Revista de Antropofagia: renovação e cisão

A Revista de Antropofagia, que começou a circular em maio de 1928, foi o terceiro periódico lançado em São Paulo pelo grupo responsável pela Semana de Arte Moderna, que já respondera por Klaxon e Terra Roxa... e outras terras. Tal como ocorrera em Terra Roxa, o novo periódico também dialogava com as propostas de Oswald de Andrade, ainda que as contribuições do escritor, em termos quantitativos, tenham sido modestas em ambas as revistas. Se, em 1924, o Manifesto da Poesia Pau-Brasil pautou a agenda modernista, em 1928 foi o Manifesto Antropófago, estampado no primeiro número, com réplica em bico de pena do quadro Abaporu, de Tarsila do Amaral, que emprestou nome e sentido à publicação.

Sem dúvida, os manifestos-programa do escritor desempenharam papel decisivo nos rumos da renovação estética e contribuíram para definir posições, na medida em que propuseram caminhos para enfrentar a questão da criação artística nacional e moderna a partir da problemática das tradições locais e de suas relações com a cultura europeia. Especialmente a recepção do segundo manifesto esteve envolta em não poucas controvérsias, devidamente registradas pelos contemporâneos, a começar por Mário de Andrade que, em carta ao poeta Augusto Meyer afirmou: “Só vi mesmo unanimidade no todos detestarem que nem eu o manifesto do Osvaldo. Que ele e a mulher Tarsila acham certo...”1.

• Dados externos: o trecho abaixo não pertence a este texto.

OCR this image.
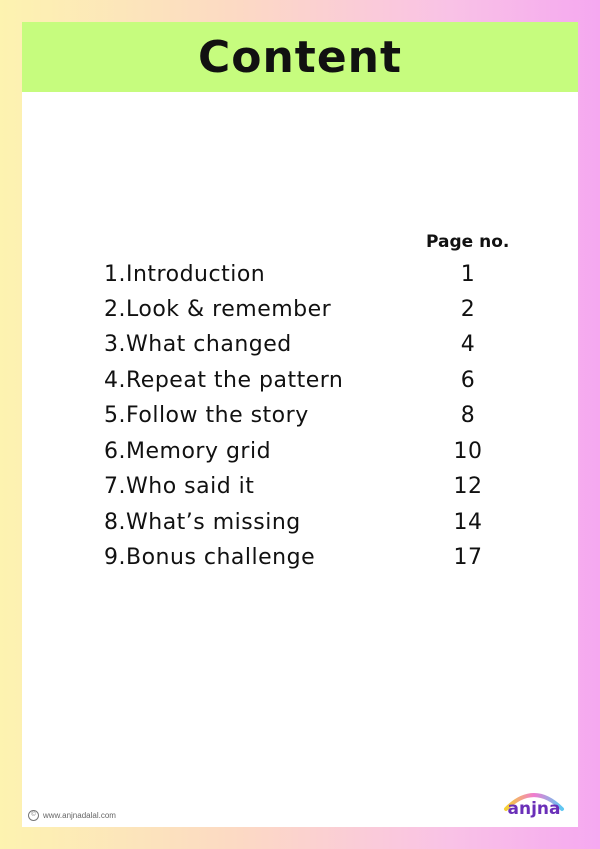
Content
Page no.
1. Introduction	1
2. Look & remember	2
3. What changed	4
4. Repeat the pattern	6
5. Follow the story	8
6. Memory grid	10
7. Who said it	12
8. What’s missing	14
9. Bonus challenge	17
© www.anjnadalal.com	anjna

A análise do índice da Revista de Antropofagia em sua primeira fase, que estendeu-se até fevereiro de 1929 e somou dez exemplares, surpreende pela enorme variedade de colaboradores, pertencentes a diferentes gerações e que assumiam posturas diversas em face dos sentidos do moderno. Tal quadro estava em consonância com a nota de Alcântara Machado e Raul Bopp, que fechou o número inaugural e na qual se reafirmavam as características da revista:

“Neste rabinho do seu primeiro número a Revista de Antropofagia faz questão de repetir o que ficou dito lá no princípio:

- Ela está acima de quaisquer grupos ou tendências;

- Aceita todos os manifestos mas não bota manifesto;

- Ela aceita todas as críticas mas não faz crítica;

- Ela é antropófaga como o avestruz é comilão;

- Ela não tem nada que ver com os pontos de vista de que por acaso seja veículo.

A Revista de Antropofagia não tem orientação ou pensamento de espécie alguma: só tem estômago.”

O mote foi retomado por Augusto de Campos para sublinhar “a indefinição teórica e poética” da revista nessa fase inicial e o fato de a antropofagia haver sido tomada, pela maioria, de forma bastante superficial e que não ultrapassava, no mais das vezes, a ideia da “cordial mastigação” dos adversários ostensivos do modernismo. É o que explica, na opinião do crítico, a presença de autores que, efetivamente, não haviam abraçado os pressupostos da Antropofagia enquanto movimento2.

Há vários indícios de que a incompreensão, o entendimento superficial ou a pura discordância em torno dos sentidos da antropofagia tensionavam cada vez mais as relações no interior do chamado “grupo paulista” e tornavam a ruptura iminente. Em entrevista para O Jornal, em 21 de janeiro de 1929, Oswald afirmou: “O Brasil não percebeu ainda o valor da Antropofagia, como descoberta filosófica e credo. Pensa que é troça. O Brasil é mesmo um país muito burro (falo do Brasil letrado)... A Antropofagia é o programa de salvação, é o nervo do dente nacional”3.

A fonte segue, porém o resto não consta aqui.